Vivíamos mis hermanos menores, los menores con mi mamá y mis hermanos mayores con mi papá, y, de un momento a otro, hubo como un cisma y como unos años que me dieron como una sensación de una gran soledad y como que todas esas costumbres hermosas de la inclusión, que eran las Navidades, los lugares donde temperábamos, donde nos reuníamos, de pronto, llegaba mi mamá toda patética y toda trágica y ya nada era lo mismo. Y, entonces, creo que eso me dio a mí también la sensación de una exclusión dentro de la inclusión. O sea, tuve muchos años en donde nunca volví a invitar a mis papás a los actos públicos de premiación de final de curso, y, entonces, yo como que prescindí de una cantidad de cosas y viví una exclusión dentro de mi inclusión. Esa exclusión es la que a mí me permitió identificarme con esos muchachos, o sea, que de algo me sirvió también, pues. Para entender que hay momentos en la vida donde se le borran a uno cosas y donde uno ya no tiene, a pesar de que están allí, ya no las tiene, ya son cosas que están como inertes, muertas. Y creo que eso… Porque yo, a veces, me he preguntado por qué yo he tenido esa sensibilidad con esos muchachos que han vivido toda esa carencia de los derechos humanos y de cosas, ¿por qué lo he vivido yo? Por esa exclusión que viví durante tantos años.

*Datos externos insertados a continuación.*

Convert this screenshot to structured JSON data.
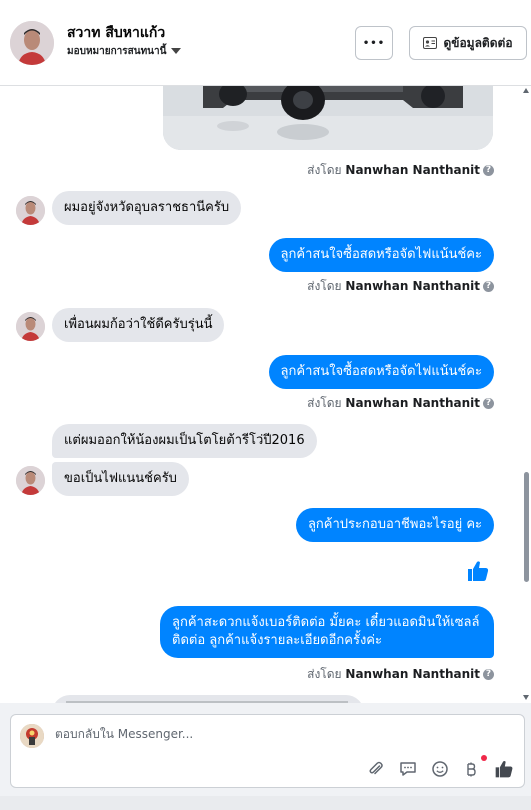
{
  "header": {
    "contact_name": "สวาท สืบหาแก้ว",
    "assign_label": "มอบหมายการสนทนานี้",
    "more_label": "•••",
    "view_contact_label": "ดูข้อมูลติดต่อ"
  },
  "messages": [
    {
      "side": "out",
      "kind": "image"
    },
    {
      "side": "meta",
      "prefix": "ส่งโดย",
      "sender": "Nanwhan Nanthanit"
    },
    {
      "side": "in",
      "text": "ผมอยู่จังหวัดอุบลราชธานีครับ"
    },
    {
      "side": "out",
      "text": "ลูกค้าสนใจซื้อสดหรือจัดไฟแน้นช์คะ"
    },
    {
      "side": "meta",
      "prefix": "ส่งโดย",
      "sender": "Nanwhan Nanthanit"
    },
    {
      "side": "in",
      "text": "เพื่อนผมก้อว่าใช้ดีครับรุ่นนี้"
    },
    {
      "side": "out",
      "text": "ลูกค้าสนใจซื้อสดหรือจัดไฟแน้นช์คะ"
    },
    {
      "side": "meta",
      "prefix": "ส่งโดย",
      "sender": "Nanwhan Nanthanit"
    },
    {
      "side": "in",
      "text": "แต่ผมออกให้น้องผมเป็นโตโยต้ารีโว่ปี2016"
    },
    {
      "side": "in",
      "text": "ขอเป็นไฟแนนช์ครับ"
    },
    {
      "side": "out",
      "text": "ลูกค้าประกอบอาชีพอะไรอยู่ คะ"
    },
    {
      "side": "out",
      "kind": "like"
    },
    {
      "side": "out",
      "text": "ลูกค้าสะดวกแจ้งเบอร์ติดต่อ มั้ยคะ เดี๋ยวแอดมินให้เซลล์ติดต่อ ลูกค้าแจ้งรายละเอียดอีกครั้งค่ะ"
    },
    {
      "side": "meta",
      "prefix": "ส่งโดย",
      "sender": "Nanwhan Nanthanit"
    }
  ],
  "composer": {
    "placeholder": "ตอบกลับใน Messenger...",
    "tools": [
      "paperclip-icon",
      "chat-bubble-icon",
      "smiley-icon",
      "baht-icon",
      "thumbs-up-icon"
    ]
  },
  "colors": {
    "outgoing": "#0084ff",
    "incoming": "#e4e6eb",
    "like": "#0084ff",
    "badge": "#f02849"
  }
}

La otra cosa que yo querría editar fue, cuando crecieron mis hijos, yo no sé si todos los padres tienen esa sensación de no haber estado todo el tiempo allí y de no haber estado con la cabeza solamente mirando y conversando sobre la manera en la que ellos iban evolucionando como personas, como niños, como adolescentes, tanto en mi hija Mercedes como en mi hijo Matías. Entonces, creo que estuve muchos años un poco con la cabeza afuera, pensando en otras cosas, preocupado por el cine, preocupado por cómo hacer una película, cómo conseguir la plata… pues con los elementos que son los elementos difíciles del cineasta como tal. Entonces, a veces, digo yo: «Pero ¿cómo es posible que yo esos años los dejé pasar?». Que eran los años en donde debía haber estado con ellos aprendiendo. Estuve allí, pero estuve como, de alguna manera, como desconcentrado, ¿sí me entiendes?, estuve como pensando en otras cosas. Entonces, sé que ellos lo sienten y ellos nunca me lo han dicho directamente, pero mi hijo Matías y mi hija Mercedes seguramente saben que yo estuve, durante muchos años, con la cabeza en otra parte y no estuve pendiente todo el día de la manera cómo ellos evolucionaban como muchachos, como adolescentes. Sé que tengo esa falta, ese pecado.

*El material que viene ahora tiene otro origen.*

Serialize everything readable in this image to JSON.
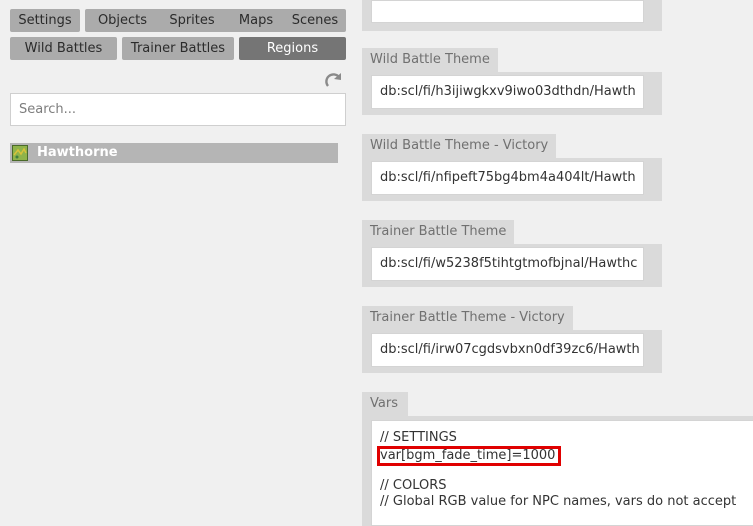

Lo siento muchas veces cuando yo pregunto por ahí a los muchachos que cuidan carros y demás y que yo les digo: «¿Qué hubo muchachos? ¿Cómo va todo?». Qué elegancia, qué elegancia, que siempre te están diciendo que las cosas están muy bien. Entonces, me parece que eso es algo que también ha gustado de estas películas y es el hecho de que quienes hemos hecho estas películas hemos sabido que estos muchachos, muchas veces, han llegado como a unas alteridades que son antisociales, bien sea el robo o la droga y demás, y que, a pesar de todo, la película siempre apuesta por ellos. La película, o sea, nosotros, como realizadores de estas películas, todo el tiempo estamos incondicionalmente apostando por ellos y que somos un lugar de reconocimiento que, cualquiera sea la alteridad y la cristalización de su vida que ha llegado a una conducta, no importa cualquiera sea esa conducta, nosotros la aceptamos como un logro. Entonces, eso es bonito, porque yo creo que ustedes ven que, en general, «La vendedora de rosas» y «Rodrigo D.» y estas películas que hemos hecho, en general, producen en la gente como una admiración, en el público también y en la gente de los barrios, y es porque las películas nunca estigmatizan a nadie, nunca están diciendo: «Esta persona se comporta mal, esta persona es antisocial». Y ¿por qué? Porque estamos permitiendo que se expresen esos momentos plenos de alegría que ellos tienen, a pesar de no tener las causas de esa alegría, es como unas alegrías que vienen y que irrumpen sin causa. Y me parece que, ese elemento de tener alegría sin causa, me parece tan importante.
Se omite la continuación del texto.